Reconhecimento internacional e marco normativo
A comunidade internacional acompanha o modelo brasileiro com interesse, especialmente por seu desenho institucional e pelos resultados em segurança jurídica.
No plano normativo, destaca-se a adoção, pelo Conselho Nacional de Justiça, de regras para execução da Apostila da Haia, que facilita o reconhecimento de documentos no exterior e é apontada como exemplo de integração de cartórios brasileiros a padrões globais.
Segundo o setor, delegações estrangeiras já buscaram conhecer de perto a estrutura nacional de registros, o que reforça a percepção de referência regional.
O que está em jogo na Reforma Administrativa
O debate em torno da Reforma Administrativa reacende dúvidas sobre o futuro do arranjo institucional dos cartórios.
Propostas que indiquem estatização ou que reduzam a autonomia dos delegatários são vistas por registradores como risco de retrocesso institucional, com potencial para afetar a fé pública, a previsibilidade dos atos e a proteção de direitos.
Meireles afirma que qualquer alteração deve observar critérios claros, transparência e respeito a direitos adquiridos, para não fragilizar a credibilidade do sistema.

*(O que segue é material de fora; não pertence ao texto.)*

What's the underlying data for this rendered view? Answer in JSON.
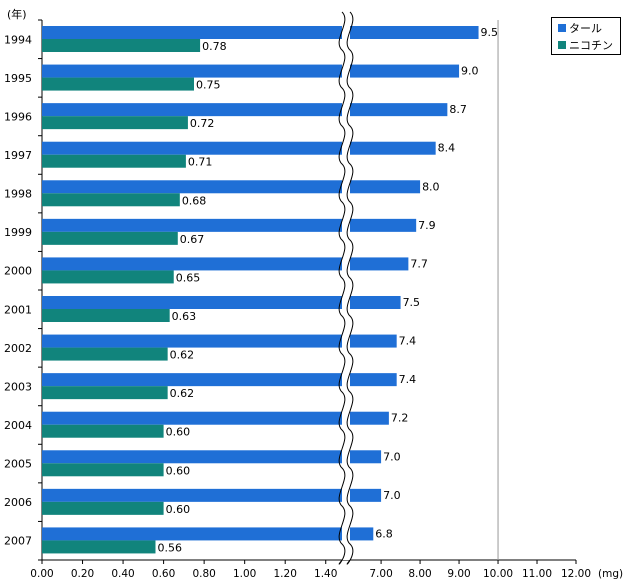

Do outro lado, quem defende ajustes estruturais costuma apontar necessidade de ampliar a cobertura em áreas com baixa oferta de serviços, aperfeiçoar mecanismos de transição nas vacâncias e intensificar metas de desempenho, sem perder de vista a responsabilidade social.
Nesse ponto, há espaço de convergência: o setor reconhece que há melhorias a fazer, sobretudo na digitalização integral de fluxos, na capacitação contínua e na uniformização de procedimentos em todos os Estados.
Caminhos de aperfeiçoamento sem desmontar o modelo
A leitura predominante entre registradores é que o caminho mais seguro passa por aperfeiçoar o que já funciona.
Entre as prioridades, citam-se a expansão de serviços digitais com interoperabilidade nacional, o fortalecimento de plataformas de autenticação eletrônica, a formação técnica permanente e a melhoria dos protocolos para gestão de serventias vagas, evitando descontinuidade do atendimento.
O objetivo, afirmam, é modernizar sem romper os pilares de concorrência, mérito, delegação e fiscalização judicial que estruturam a área desde 1988.
Diante do debate legislativo em curso, a questão central para a sociedade não é apenas “se” mudar, mas “como” fazê-lo, preservando o que entrega resultados e corrigindo gargalos comprovados.
Em um serviço que sustenta transações imobiliárias, crédito, garantia de propriedade e regularização fundiária, a manutenção da segurança jurídica aparece como fio condutor de qualquer ajuste.
Se a Reforma Administrativa avançar, quais salvaguardas deveriam ser explicitadas em lei para garantir eficiência, previsibilidade e proteção de direitos sem abrir espaço para retrocessos?